TL;DR
I'd like to convert an int96 value such as ACIE4NxJAAAKhSUA into a readable timestamp format like 2020-03-02 14:34:22 or whatever that could be normally interpreted...I mostly use python so I'm looking to build a function that does this conversion. If there's another function that can do the reverse -- even better.
Background
I'm using parquet-tools to convert a raw parquet file (with snappy compression) to raw JSON via this commmand:
C:\Research> java -jar parquet-tools-1.8.2.jar cat --json original-file.snappy.parquet > parquet-output.json
Inside the JSON, I'm seeing these values as the timestamps:
{... "_id":"101836","timestamp":"ACIE4NxJAAAKhSUA"}
I've determined that the timestamp value of "ACIE4NxJAAAKhSUA" is really int96 (this is also confirmed with reading the schema of the parquet file too....
message spark_schema {
...(stuff)...
optional binary _id (UTF8);
optional int96 timestamp;
}
I think this is also known as Impala Timestamp as well (at least that's what I've gathered)
Further Issue Research
I've been searching everywhere for some function or info regarding how to "read" the int96 value (into python -- I'd like to keep it in that language since I'm most familiar with it) and output the timestamp -- I've found nothing.
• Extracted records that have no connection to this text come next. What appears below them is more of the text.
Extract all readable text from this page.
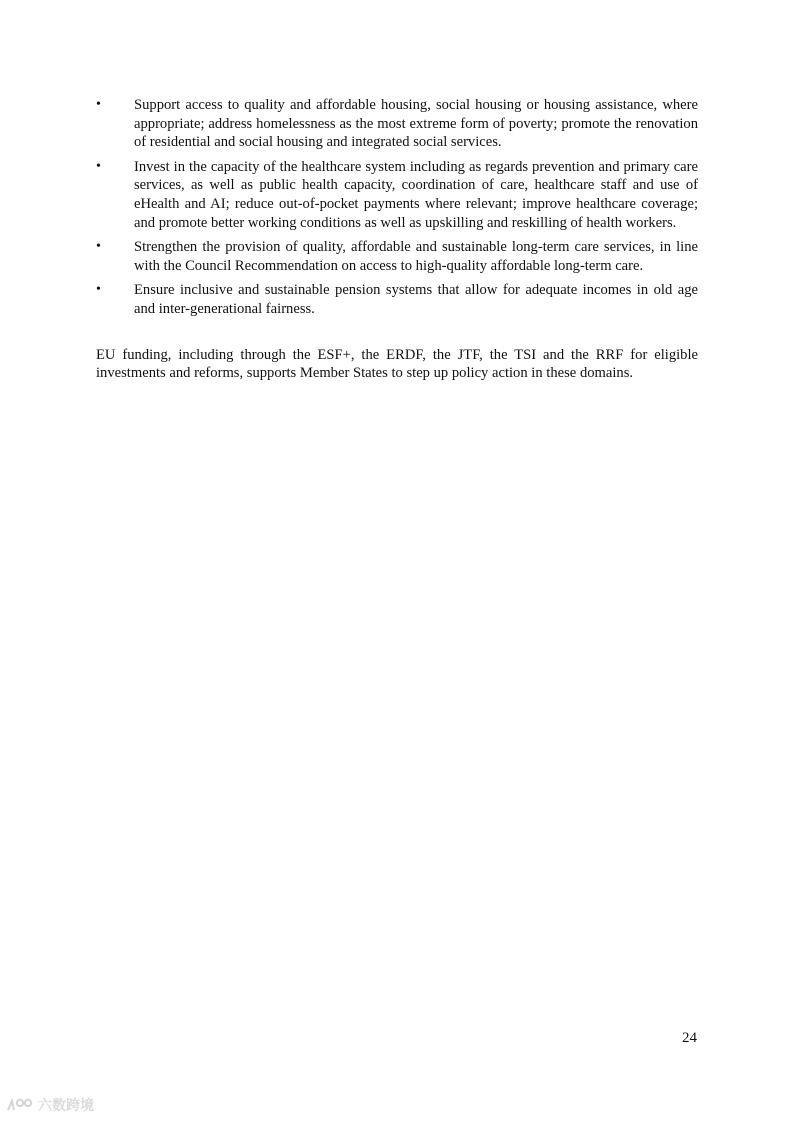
•	Support access to quality and affordable housing, social housing or housing assistance, where appropriate; address homelessness as the most extreme form of poverty; promote the renovation of residential and social housing and integrated social services.
•	Invest in the capacity of the healthcare system including as regards prevention and primary care services, as well as public health capacity, coordination of care, healthcare staff and use of eHealth and AI; reduce out-of-pocket payments where relevant; improve healthcare coverage; and promote better working conditions as well as upskilling and reskilling of health workers.
•	Strengthen the provision of quality, affordable and sustainable long-term care services, in line with the Council Recommendation on access to high-quality affordable long-term care.
•	Ensure inclusive and sustainable pension systems that allow for adequate incomes in old age and inter-generational fairness.

EU funding, including through the ESF+, the ERDF, the JTF, the TSI and the RRF for eligible investments and reforms, supports Member States to step up policy action in these domains.

24
六数跨境
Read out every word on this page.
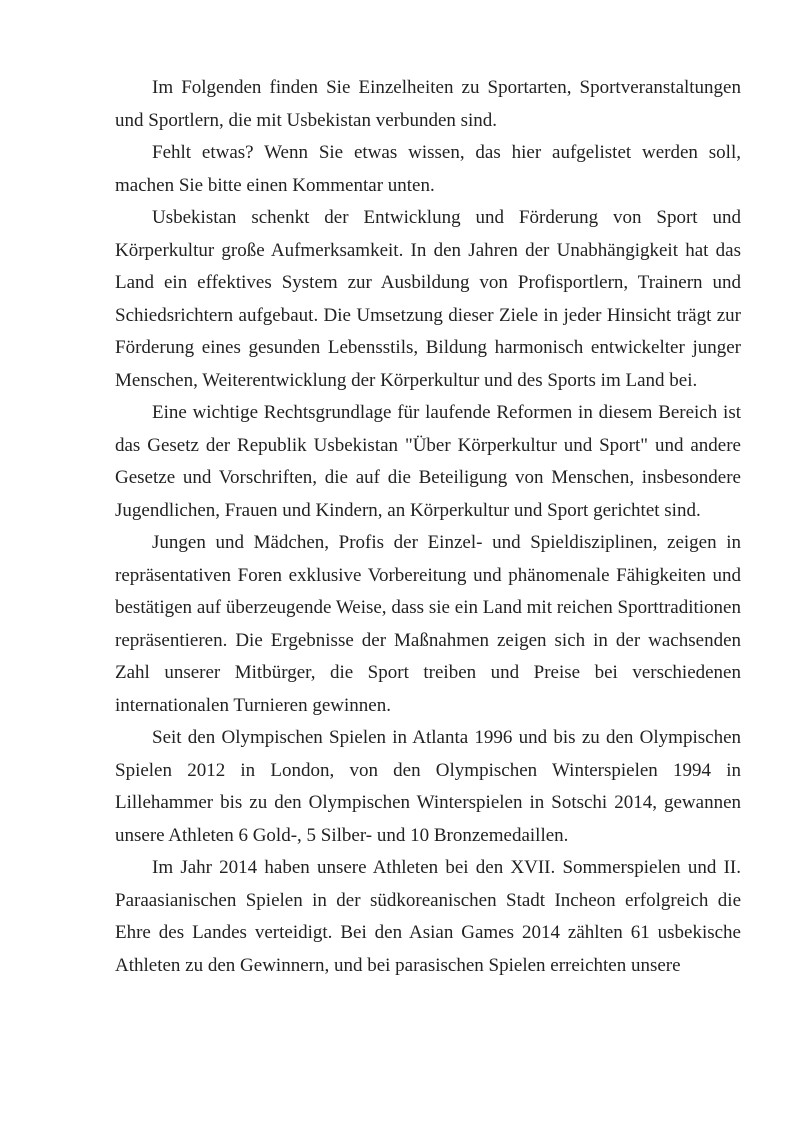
Im Folgenden finden Sie Einzelheiten zu Sportarten, Sportveranstaltungen und Sportlern, die mit Usbekistan verbunden sind.

Fehlt etwas? Wenn Sie etwas wissen, das hier aufgelistet werden soll, machen Sie bitte einen Kommentar unten.

Usbekistan schenkt der Entwicklung und Förderung von Sport und Körperkultur große Aufmerksamkeit. In den Jahren der Unabhängigkeit hat das Land ein effektives System zur Ausbildung von Profisportlern, Trainern und Schiedsrichtern aufgebaut. Die Umsetzung dieser Ziele in jeder Hinsicht trägt zur Förderung eines gesunden Lebensstils, Bildung harmonisch entwickelter junger Menschen, Weiterentwicklung der Körperkultur und des Sports im Land bei.

Eine wichtige Rechtsgrundlage für laufende Reformen in diesem Bereich ist das Gesetz der Republik Usbekistan "Über Körperkultur und Sport" und andere Gesetze und Vorschriften, die auf die Beteiligung von Menschen, insbesondere Jugendlichen, Frauen und Kindern, an Körperkultur und Sport gerichtet sind.

Jungen und Mädchen, Profis der Einzel- und Spieldisziplinen, zeigen in repräsentativen Foren exklusive Vorbereitung und phänomenale Fähigkeiten und bestätigen auf überzeugende Weise, dass sie ein Land mit reichen Sporttraditionen repräsentieren. Die Ergebnisse der Maßnahmen zeigen sich in der wachsenden Zahl unserer Mitbürger, die Sport treiben und Preise bei verschiedenen internationalen Turnieren gewinnen.

Seit den Olympischen Spielen in Atlanta 1996 und bis zu den Olympischen Spielen 2012 in London, von den Olympischen Winterspielen 1994 in Lillehammer bis zu den Olympischen Winterspielen in Sotschi 2014, gewannen unsere Athleten 6 Gold-, 5 Silber- und 10 Bronzemedaillen.

Im Jahr 2014 haben unsere Athleten bei den XVII. Sommerspielen und II. Paraasianischen Spielen in der südkoreanischen Stadt Incheon erfolgreich die Ehre des Landes verteidigt. Bei den Asian Games 2014 zählten 61 usbekische Athleten zu den Gewinnern, und bei parasischen Spielen erreichten unsere
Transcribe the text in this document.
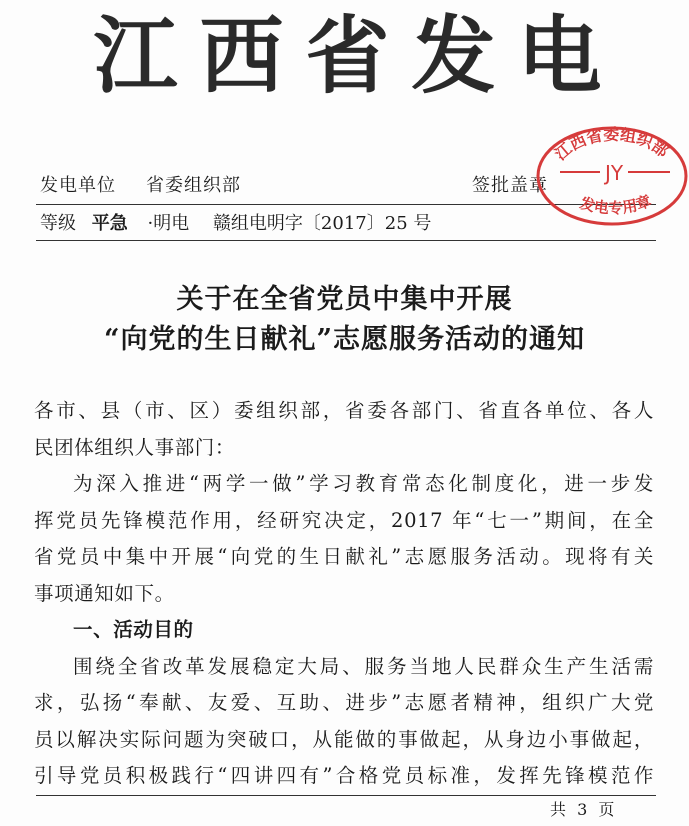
江西省发电
发电单位 省委组织部	签批盖章
等级 平急 ·明电 赣组电明字〔2017〕25 号
江西省委组织部
JY
发电专用章
关于在全省党员中集中开展
“向党的生日献礼”志愿服务活动的通知
各市、县（市、区）委组织部，省委各部门、省直各单位、各人
民团体组织人事部门：
为深入推进“两学一做”学习教育常态化制度化，进一步发
挥党员先锋模范作用，经研究决定，2017 年“七一”期间，在全
省党员中集中开展“向党的生日献礼”志愿服务活动。现将有关
事项通知如下。
一、活动目的
围绕全省改革发展稳定大局、服务当地人民群众生产生活需
求，弘扬“奉献、友爱、互助、进步”志愿者精神，组织广大党
员以解决实际问题为突破口，从能做的事做起，从身边小事做起，
引导党员积极践行“四讲四有”合格党员标准，发挥先锋模范作
共 3 页
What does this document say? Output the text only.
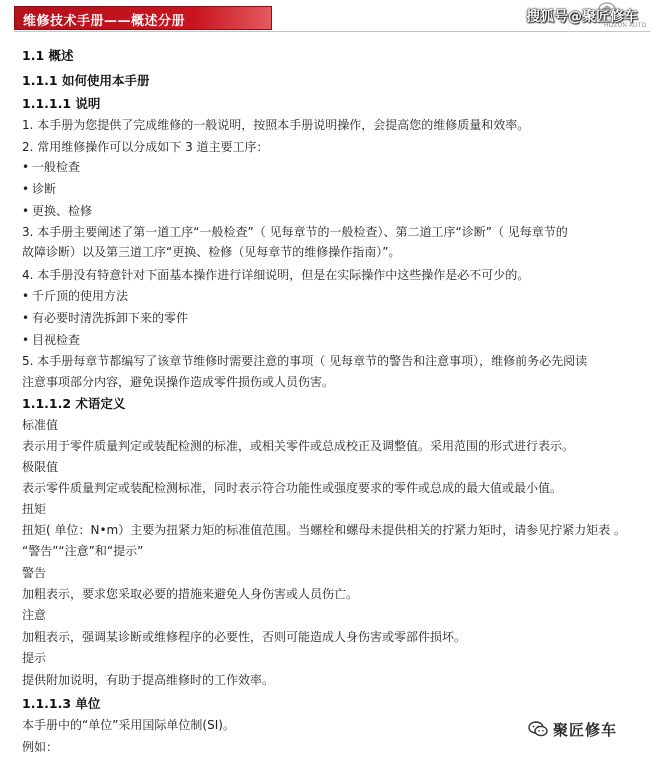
维修技术手册——概述分册	搜狐号@聚匠修车
HOZON AUTO
1.1 概述
1.1.1 如何使用本手册
1.1.1.1 说明
1. 本手册为您提供了完成维修的一般说明，按照本手册说明操作，会提高您的维修质量和效率。
2. 常用维修操作可以分成如下 3 道主要工序：
• 一般检查
• 诊断
• 更换、检修
3. 本手册主要阐述了第一道工序“一般检查”（ 见每章节的一般检查）、第二道工序“诊断”（ 见每章节的
故障诊断）以及第三道工序“更换、检修（见每章节的维修操作指南）”。
4. 本手册没有特意针对下面基本操作进行详细说明，但是在实际操作中这些操作是必不可少的。
• 千斤顶的使用方法
• 有必要时清洗拆卸下来的零件
• 目视检查
5. 本手册每章节都编写了该章节维修时需要注意的事项（ 见每章节的警告和注意事项），维修前务必先阅读
注意事项部分内容，避免误操作造成零件损伤或人员伤害。
1.1.1.2 术语定义
标准值
表示用于零件质量判定或装配检测的标准，或相关零件或总成校正及调整值。采用范围的形式进行表示。
极限值
表示零件质量判定或装配检测标准，同时表示符合功能性或强度要求的零件或总成的最大值或最小值。
扭矩
扭矩( 单位：N•m）主要为扭紧力矩的标准值范围。当螺栓和螺母未提供相关的拧紧力矩时，请参见拧紧力矩表 。
“警告”“注意”和“提示”
警告
加粗表示，要求您采取必要的措施来避免人身伤害或人员伤亡。
注意
加粗表示，强调某诊断或维修程序的必要性，否则可能造成人身伤害或零部件损坏。
提示
提供附加说明，有助于提高维修时的工作效率。
1.1.1.3 单位
本手册中的“单位”采用国际单位制(SI)。
例如：
聚匠修车
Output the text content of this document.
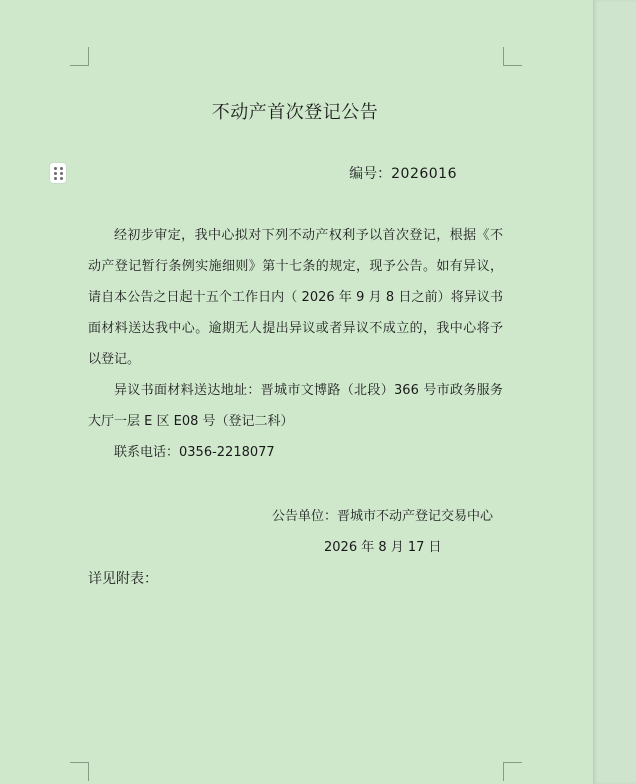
不动产首次登记公告
编号：2026016

经初步审定，我中心拟对下列不动产权利予以首次登记，根据《不动产登记暂行条例实施细则》第十七条的规定，现予公告。如有异议，请自本公告之日起十五个工作日内（ 2026 年 9 月 8 日之前）将异议书面材料送达我中心。逾期无人提出异议或者异议不成立的，我中心将予以登记。

异议书面材料送达地址：晋城市文博路（北段）366 号市政务服务大厅一层 E 区 E08 号（登记二科）

联系电话：0356-2218077

公告单位：晋城市不动产登记交易中心
2026 年 8 月 17 日
详见附表：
Here's a very articles I've already looked into (that's related to this subject):
- ParquetWriter research in SO here
- Casting int96 via golan in SO here NOTE: this has a function that I could explore but I'm not sure how to dive in too deep
Regarding the depreciated int96 timestamp
Please don't ask me to stop using an old/depreciated timestamp format within a parquet file, I'm well aware of that with the research I've done so far. I'm a receiver of the file/data -- I can't change the format used on creation.
If there's another way to control the initial JSON output to deliver a "non int96" value -- I'd be interested in that as well.
Thanks so much for your help SO community!